WILLIAMSTOWN, Mass. — Educators in the newly expanded Mount Greylock Regional School District are taking their contract grievances to the state, saying school officials have been negotiating in bad faith. 
Teachers in the Lanesborough and Williamstown elementary schools and at Mount Greylock Regional School have filed a series of unfair labor practice complaints with the state Department of Labor Relations, according to a statement released on Monday.
A group representing the three former bargaining committees — one for each school — started negotiating a unified contract with the newly formed preK-12 school district in January. The Transition Committee, temporarily in charge until a new school committee for the expanded district can be elected, hoped to get that done by July but negotiations are still under way. 

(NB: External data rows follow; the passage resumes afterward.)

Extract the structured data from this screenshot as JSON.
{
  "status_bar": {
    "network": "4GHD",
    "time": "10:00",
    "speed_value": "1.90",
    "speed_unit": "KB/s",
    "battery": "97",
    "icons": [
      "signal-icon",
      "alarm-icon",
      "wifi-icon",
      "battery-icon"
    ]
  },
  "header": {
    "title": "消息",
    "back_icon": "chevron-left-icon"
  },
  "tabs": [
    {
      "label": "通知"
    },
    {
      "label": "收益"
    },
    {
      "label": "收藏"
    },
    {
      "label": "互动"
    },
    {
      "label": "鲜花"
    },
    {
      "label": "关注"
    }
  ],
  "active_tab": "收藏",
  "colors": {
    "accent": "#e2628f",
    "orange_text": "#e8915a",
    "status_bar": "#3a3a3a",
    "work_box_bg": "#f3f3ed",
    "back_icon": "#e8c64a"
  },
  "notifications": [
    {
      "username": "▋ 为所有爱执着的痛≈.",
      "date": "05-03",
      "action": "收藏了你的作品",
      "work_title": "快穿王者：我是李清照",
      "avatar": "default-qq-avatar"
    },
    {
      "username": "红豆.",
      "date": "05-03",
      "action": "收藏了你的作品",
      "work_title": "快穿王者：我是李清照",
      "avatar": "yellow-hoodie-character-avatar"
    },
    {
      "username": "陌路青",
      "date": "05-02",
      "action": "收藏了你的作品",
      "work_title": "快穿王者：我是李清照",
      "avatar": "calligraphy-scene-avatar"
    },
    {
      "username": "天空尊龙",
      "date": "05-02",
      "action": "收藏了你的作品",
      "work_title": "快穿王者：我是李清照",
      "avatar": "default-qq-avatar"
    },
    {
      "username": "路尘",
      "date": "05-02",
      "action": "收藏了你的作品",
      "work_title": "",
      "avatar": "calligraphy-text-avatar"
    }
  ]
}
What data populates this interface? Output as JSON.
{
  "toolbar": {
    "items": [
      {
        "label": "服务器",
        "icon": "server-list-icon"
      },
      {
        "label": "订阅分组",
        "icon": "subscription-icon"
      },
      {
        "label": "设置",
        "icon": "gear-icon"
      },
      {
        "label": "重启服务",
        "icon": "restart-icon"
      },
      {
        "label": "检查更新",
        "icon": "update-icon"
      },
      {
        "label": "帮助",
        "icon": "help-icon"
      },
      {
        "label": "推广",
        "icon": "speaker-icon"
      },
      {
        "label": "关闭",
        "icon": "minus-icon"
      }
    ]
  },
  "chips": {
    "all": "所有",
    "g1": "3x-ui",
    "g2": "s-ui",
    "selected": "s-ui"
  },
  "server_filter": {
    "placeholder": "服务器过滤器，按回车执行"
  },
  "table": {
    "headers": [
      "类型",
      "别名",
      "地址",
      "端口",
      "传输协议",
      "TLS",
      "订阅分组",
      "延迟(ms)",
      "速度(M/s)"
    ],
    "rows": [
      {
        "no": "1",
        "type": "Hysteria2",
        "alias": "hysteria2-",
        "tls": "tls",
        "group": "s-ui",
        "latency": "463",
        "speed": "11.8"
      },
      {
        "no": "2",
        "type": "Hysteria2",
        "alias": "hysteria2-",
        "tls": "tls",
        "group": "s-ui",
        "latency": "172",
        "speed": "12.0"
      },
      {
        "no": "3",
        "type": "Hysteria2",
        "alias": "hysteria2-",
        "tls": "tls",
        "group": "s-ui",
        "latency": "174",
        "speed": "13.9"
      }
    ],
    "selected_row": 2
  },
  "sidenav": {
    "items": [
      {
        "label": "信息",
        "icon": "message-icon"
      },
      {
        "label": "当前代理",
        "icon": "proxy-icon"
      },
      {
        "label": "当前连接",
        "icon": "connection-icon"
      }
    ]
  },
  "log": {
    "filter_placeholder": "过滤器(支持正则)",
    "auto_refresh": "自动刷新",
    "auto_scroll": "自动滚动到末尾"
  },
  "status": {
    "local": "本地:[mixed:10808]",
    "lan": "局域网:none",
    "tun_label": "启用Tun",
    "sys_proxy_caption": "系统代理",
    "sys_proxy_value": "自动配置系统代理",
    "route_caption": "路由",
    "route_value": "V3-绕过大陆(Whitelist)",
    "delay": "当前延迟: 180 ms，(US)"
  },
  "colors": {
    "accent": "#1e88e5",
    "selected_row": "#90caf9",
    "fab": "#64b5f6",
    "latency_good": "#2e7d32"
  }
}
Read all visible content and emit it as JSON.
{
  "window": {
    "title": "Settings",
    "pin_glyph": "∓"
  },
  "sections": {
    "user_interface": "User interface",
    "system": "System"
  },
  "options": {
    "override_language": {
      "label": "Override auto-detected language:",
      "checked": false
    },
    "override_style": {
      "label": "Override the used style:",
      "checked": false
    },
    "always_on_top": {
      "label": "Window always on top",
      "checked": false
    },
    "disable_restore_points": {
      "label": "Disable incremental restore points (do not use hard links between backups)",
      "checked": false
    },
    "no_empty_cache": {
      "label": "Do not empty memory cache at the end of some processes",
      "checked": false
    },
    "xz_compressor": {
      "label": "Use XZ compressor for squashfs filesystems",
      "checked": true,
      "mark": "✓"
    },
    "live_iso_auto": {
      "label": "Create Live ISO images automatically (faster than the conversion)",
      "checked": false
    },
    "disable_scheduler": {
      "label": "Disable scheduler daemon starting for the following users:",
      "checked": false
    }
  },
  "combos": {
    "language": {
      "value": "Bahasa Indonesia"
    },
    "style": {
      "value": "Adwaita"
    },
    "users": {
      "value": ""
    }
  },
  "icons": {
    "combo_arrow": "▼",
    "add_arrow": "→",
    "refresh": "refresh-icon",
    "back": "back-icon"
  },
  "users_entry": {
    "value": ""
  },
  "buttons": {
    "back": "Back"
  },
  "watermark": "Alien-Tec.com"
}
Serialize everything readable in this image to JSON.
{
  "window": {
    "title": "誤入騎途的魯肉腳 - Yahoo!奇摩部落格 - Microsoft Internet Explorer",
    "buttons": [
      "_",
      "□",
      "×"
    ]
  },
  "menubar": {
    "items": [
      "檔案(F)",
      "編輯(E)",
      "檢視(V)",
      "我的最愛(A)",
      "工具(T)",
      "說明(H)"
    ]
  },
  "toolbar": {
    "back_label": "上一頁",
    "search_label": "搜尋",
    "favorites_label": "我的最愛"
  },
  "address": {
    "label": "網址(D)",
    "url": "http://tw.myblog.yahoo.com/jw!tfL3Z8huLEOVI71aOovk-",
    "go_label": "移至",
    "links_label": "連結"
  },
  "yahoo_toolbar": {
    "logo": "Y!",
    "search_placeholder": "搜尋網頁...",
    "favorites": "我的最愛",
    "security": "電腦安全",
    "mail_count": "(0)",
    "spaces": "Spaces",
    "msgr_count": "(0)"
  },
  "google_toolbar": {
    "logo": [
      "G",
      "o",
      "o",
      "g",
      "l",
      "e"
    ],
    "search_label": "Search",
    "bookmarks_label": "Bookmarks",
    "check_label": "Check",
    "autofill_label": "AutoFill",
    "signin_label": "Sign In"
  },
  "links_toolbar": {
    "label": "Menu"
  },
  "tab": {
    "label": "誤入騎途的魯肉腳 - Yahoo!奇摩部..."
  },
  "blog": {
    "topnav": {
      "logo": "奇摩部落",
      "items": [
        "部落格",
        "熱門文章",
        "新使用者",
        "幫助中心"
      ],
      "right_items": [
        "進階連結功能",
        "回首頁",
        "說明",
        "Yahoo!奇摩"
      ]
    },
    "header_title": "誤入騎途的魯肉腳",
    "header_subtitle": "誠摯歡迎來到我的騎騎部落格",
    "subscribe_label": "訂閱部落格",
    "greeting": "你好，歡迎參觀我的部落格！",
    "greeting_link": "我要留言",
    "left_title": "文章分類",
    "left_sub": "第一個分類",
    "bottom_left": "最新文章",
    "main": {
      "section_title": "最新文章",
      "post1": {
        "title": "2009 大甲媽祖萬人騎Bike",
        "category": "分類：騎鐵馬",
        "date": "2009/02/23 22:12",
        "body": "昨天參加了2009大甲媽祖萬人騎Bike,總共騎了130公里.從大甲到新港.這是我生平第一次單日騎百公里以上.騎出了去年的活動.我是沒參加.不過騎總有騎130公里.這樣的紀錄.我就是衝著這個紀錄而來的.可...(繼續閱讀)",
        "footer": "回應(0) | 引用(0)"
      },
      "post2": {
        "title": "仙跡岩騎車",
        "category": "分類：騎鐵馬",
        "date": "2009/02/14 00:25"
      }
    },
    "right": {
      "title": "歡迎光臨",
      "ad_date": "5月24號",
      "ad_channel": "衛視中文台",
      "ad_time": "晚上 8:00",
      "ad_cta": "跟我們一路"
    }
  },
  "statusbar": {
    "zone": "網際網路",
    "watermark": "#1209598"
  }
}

The teachers say their salaries have been unjustly frozen and have asked that the prior contractual increases and other provisions be honored since a new contract is not in force. That would be in line with past practice, according to the Lanesborough and Williamstown education associations and Mount Greylock Educators Association.
The teachers' unions went public with their complaints last month. The negotiations are headed for mediation and the three current contracts are set to expire over the next two years, with Williamstown Elementary coming up first at the end of this August. 
Transition Committee Chairman Joe Bergeron declined to comment on Monday afternoon.
Bergeron said his committee decided during an executive session on June 14 not to issue a response to the union's initial public airing of the grievance. And the committee likewise did not vote to authorize Bergeron or a member of its negotiation subcommittee to speak publicly on behalf of the district.
The three associations also accuse the committee of trying to "run the clock out" with its refusal to respond to 36 proposals regarding the new unified contract before the committee's self-imposed July 1 deadline.
The three associations say they fully support the regionalizing effort but maintain that the window for negotiating and ratifying a new unified contract was unrealistic.
The Transition Committee has a meeting scheduled for Wednesday afternoon, but Bergeron learned of the union's latest press release on Monday too late to call an executive session for the July 18 meeting where the committee could deliberate on a public response.